When inexperienced diplomats get tired …
US Secretary of State Tillerson cut short his visit to S. Korea because of "fatigue," Korean officials tell Korea Herald.
They can get grumpy.
US Secretary of State Rex Tillerson on Friday declared that the existing “strategic patience” approach is over, saying all options including military action are on the table. …
“Let me be very clear: the policy of strategic patience has ended. We are exploring a new range of diplomatic, security, economic measures. All options are on the table.”
Tillerson isn’t just talking about military action, he’s talking up the possibility of making a preemptive attack on North Korea. It’s an option that’s being pressed by supposedly reasonable Republicans.
Sen.
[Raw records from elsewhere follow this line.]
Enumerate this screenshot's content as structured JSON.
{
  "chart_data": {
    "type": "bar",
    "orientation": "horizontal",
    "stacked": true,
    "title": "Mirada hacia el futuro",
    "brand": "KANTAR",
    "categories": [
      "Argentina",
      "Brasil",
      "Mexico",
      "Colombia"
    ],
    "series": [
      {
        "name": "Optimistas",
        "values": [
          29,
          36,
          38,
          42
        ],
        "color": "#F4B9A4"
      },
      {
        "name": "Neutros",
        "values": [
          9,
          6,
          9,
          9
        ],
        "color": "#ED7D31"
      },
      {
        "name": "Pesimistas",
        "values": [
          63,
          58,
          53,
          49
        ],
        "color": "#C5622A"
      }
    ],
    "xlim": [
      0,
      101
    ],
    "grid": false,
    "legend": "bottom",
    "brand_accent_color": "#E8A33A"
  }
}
Bob Corker (R-Tenn.) said during a Senate Foreign Relations Committee hearing last month that the United States has three choices: what he called “proactive regime change,” to topple Kim; sanctions and other coercive measures; or military cooperation with Japan and South Korea that could include a preemptive strike on missile facilities. “Otherwise, we’re staring down the barrel of an ICBM,” Corker said.
Two points: first, ICBMs don’t have barrels, second, Russia and China already have better than 2,000 missiles pointed our way and a handful more from North Korea doesn’t represent a serious increase in the threat to the nation. But our attitude about those weapons is a serious issue.
Especially to more than 20 million people in South Korea we can’t protect.